D’ailleurs, c’est la clarinette qui insufflera une énergie nouvelle aux prémices de « Der », déliant au fur et à mesure la batterie et la guitare et proposant un embryon de mélodie, vite entamé par une guitare subitement devenue tranchante. C’est la leçon de ce long morceau où tout se joue : peu importe l’instigateur, c’est l’élan collectif qui donne l’impulsion et la maintient en vie. Lorsque, après un léger flottement, le mouvement redémarre, ce sont les cymbales de Lovens qui sont en pointe. Il cède bientôt sa place aux craquements des cordes de la guitare qui ouvrent la porte à une sorte de fourmillement dans l’infiniment petit ; un changement de dimension qui montre que tout palpite dans cette rencontre intense.

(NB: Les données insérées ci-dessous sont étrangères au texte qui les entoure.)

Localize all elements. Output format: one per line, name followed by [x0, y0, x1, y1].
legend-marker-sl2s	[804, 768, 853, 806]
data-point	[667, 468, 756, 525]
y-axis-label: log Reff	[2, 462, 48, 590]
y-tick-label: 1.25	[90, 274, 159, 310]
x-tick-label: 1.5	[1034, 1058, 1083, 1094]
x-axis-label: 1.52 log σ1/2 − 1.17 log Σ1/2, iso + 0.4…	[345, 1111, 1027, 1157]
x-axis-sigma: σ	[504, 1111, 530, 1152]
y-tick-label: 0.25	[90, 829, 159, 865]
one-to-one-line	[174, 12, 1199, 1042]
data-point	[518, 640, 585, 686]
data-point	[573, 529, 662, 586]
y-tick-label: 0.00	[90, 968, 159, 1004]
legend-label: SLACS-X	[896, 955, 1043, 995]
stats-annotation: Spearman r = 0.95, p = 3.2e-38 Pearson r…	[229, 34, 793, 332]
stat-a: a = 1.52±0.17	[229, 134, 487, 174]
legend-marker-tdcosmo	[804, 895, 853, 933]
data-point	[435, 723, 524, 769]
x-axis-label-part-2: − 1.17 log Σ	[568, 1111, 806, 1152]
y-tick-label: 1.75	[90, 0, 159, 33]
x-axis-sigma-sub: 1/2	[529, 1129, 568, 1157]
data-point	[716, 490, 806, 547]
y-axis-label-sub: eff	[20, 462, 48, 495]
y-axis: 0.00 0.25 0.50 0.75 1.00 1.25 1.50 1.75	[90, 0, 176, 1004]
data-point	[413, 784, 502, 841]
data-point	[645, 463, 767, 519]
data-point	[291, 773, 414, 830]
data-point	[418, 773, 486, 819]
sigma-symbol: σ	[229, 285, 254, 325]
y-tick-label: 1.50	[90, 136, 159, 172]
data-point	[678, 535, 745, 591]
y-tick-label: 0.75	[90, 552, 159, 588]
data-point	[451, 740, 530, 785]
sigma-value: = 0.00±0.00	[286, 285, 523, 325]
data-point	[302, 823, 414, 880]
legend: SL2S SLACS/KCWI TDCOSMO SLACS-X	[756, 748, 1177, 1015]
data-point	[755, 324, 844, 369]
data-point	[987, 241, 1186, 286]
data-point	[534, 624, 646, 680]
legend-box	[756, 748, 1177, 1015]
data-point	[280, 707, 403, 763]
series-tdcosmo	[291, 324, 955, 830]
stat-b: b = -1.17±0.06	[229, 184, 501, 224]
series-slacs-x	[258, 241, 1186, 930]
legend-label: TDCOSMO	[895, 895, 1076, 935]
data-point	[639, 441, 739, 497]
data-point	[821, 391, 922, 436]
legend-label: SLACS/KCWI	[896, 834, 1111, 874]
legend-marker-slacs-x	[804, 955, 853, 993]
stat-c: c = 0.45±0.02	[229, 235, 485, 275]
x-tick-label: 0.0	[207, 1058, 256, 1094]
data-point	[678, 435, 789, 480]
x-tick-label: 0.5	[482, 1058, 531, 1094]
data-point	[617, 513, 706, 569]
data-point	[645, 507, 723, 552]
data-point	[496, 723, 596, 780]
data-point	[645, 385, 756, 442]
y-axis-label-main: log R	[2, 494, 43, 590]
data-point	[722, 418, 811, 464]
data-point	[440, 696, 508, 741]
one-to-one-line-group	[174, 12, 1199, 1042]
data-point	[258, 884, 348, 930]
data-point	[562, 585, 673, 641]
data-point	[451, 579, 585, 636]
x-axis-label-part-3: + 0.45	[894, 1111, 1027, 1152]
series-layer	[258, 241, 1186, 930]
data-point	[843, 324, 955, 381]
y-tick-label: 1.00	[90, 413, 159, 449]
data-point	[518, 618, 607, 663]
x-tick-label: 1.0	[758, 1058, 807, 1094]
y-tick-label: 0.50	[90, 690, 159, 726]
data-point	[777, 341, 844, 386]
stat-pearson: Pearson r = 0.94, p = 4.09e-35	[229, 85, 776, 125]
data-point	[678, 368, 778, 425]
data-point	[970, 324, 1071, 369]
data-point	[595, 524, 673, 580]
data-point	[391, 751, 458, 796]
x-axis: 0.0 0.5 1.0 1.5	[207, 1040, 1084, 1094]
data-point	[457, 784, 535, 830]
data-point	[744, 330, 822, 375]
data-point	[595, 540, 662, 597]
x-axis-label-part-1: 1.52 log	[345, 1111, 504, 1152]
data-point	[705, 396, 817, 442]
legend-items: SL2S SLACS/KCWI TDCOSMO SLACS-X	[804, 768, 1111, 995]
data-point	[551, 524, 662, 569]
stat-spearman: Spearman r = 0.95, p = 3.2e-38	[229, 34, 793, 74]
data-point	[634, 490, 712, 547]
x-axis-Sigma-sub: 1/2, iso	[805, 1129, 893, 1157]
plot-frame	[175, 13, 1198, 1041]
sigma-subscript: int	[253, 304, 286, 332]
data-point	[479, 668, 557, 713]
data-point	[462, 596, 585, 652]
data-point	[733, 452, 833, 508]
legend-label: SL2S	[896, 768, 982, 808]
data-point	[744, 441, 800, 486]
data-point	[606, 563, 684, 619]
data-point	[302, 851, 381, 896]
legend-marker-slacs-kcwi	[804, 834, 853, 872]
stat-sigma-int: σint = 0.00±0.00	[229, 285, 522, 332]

Mein Freund der Baum signifie « Mon ami l’arbre », et c’est vrai qu’il y a quelque chose de végétal dans cet album qui sent l’humus autant que le soufre. Si l’ami du trio est un arbre, classons-le plutôt du côté des bois enchantés, et doués d’une certaine conscience. Une forêt qui palpite, emplie de sève généreuse et nourrissante. Il n’est pas anodin que « Baum » se révèle le titre le plus remuant, comme si la masse raboteuse prenait instantanément vie, entre la sonnerie du métal et le crissement du bois. Si Stoffner semble parfois en retrait, c’est qu’il effectue un nécessaire travail de liant. C’est la nervure de la feuille qui transmet l’énergie et permet de faire bruisser un tronc gigantesque qui prend racine dans la meilleure des musiques improvisées.